Le dossier
Boris Vian

Boris Vian

Comment on devient romancier
Par Marc Lapprand

Après des écrits de jeunesse formateurs, c'est par Vercoquin et le plancton que Vian entre officiellement dans le monde des lettres…

Une œuvre romanesque protéiforme

Boris Vian (1920-1959) a écrit dix romans dont quatre derrière le masque de Vernon Sullivan, le tout en une dizaine d’années (1942-1951). Après des écrits de jeunesse formateurs, c’est par Vercoquin et le plancton que Vian entre officiellement dans le monde des lettres, grâce à l’oeil alerte de Raymond Queneau. Ce roman va propulser Vian dans l’écriture de L’Écume des jours, que la doxa reconnaît encore aujourd’hui comme son chef-d’œuvre. 

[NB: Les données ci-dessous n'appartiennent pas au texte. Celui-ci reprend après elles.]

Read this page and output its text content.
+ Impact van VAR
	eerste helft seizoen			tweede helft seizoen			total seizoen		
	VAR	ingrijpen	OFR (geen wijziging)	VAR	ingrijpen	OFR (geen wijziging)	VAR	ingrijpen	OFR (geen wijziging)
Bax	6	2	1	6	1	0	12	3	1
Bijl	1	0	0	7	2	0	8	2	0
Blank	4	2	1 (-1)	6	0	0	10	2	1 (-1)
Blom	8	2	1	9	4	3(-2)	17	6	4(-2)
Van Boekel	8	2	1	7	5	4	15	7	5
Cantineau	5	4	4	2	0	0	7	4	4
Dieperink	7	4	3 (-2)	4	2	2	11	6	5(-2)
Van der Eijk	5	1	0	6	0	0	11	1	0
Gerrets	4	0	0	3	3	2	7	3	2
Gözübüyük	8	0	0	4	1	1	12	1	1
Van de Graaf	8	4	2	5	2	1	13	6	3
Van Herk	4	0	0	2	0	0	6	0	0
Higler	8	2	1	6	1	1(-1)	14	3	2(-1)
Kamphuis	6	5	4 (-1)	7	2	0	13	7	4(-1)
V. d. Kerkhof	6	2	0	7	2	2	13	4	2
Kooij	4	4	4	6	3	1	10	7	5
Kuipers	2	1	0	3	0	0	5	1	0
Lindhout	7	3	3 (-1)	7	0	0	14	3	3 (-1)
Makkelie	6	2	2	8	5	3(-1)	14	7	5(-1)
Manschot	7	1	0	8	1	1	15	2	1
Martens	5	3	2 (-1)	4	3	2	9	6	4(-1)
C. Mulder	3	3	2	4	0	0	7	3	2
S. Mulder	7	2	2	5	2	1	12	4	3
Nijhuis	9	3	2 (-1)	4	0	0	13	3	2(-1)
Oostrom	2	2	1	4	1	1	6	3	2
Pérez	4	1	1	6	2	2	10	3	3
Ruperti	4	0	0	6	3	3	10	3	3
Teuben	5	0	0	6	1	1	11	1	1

Immédiatement après l’écriture de ce roman phare naît Vernon Sullivan, double postiche de l’écrivain : avec son succès démesuré, J’irai cracher sur vos tombes va aussitôt faire de l’ombre à l’auteur de L’Écume des jours. Il composera bientôt cependant L’Automne à Pékin, puis L’Herbe rouge et L’Arrache-cœur, et nous verrons que ces quatre romans signés Vian constituent un ensemble cohérent, malgré les difficultés d’édition et de diffusion qu’ils connaîtront du vivant de l’auteur. (Ces trois derniers titres seront en effet successivement refusés par Gallimard, sur qui Vian comptait pourtant, et cela mettra un terme prématuré à l’écriture de ses romans, en 1951.) 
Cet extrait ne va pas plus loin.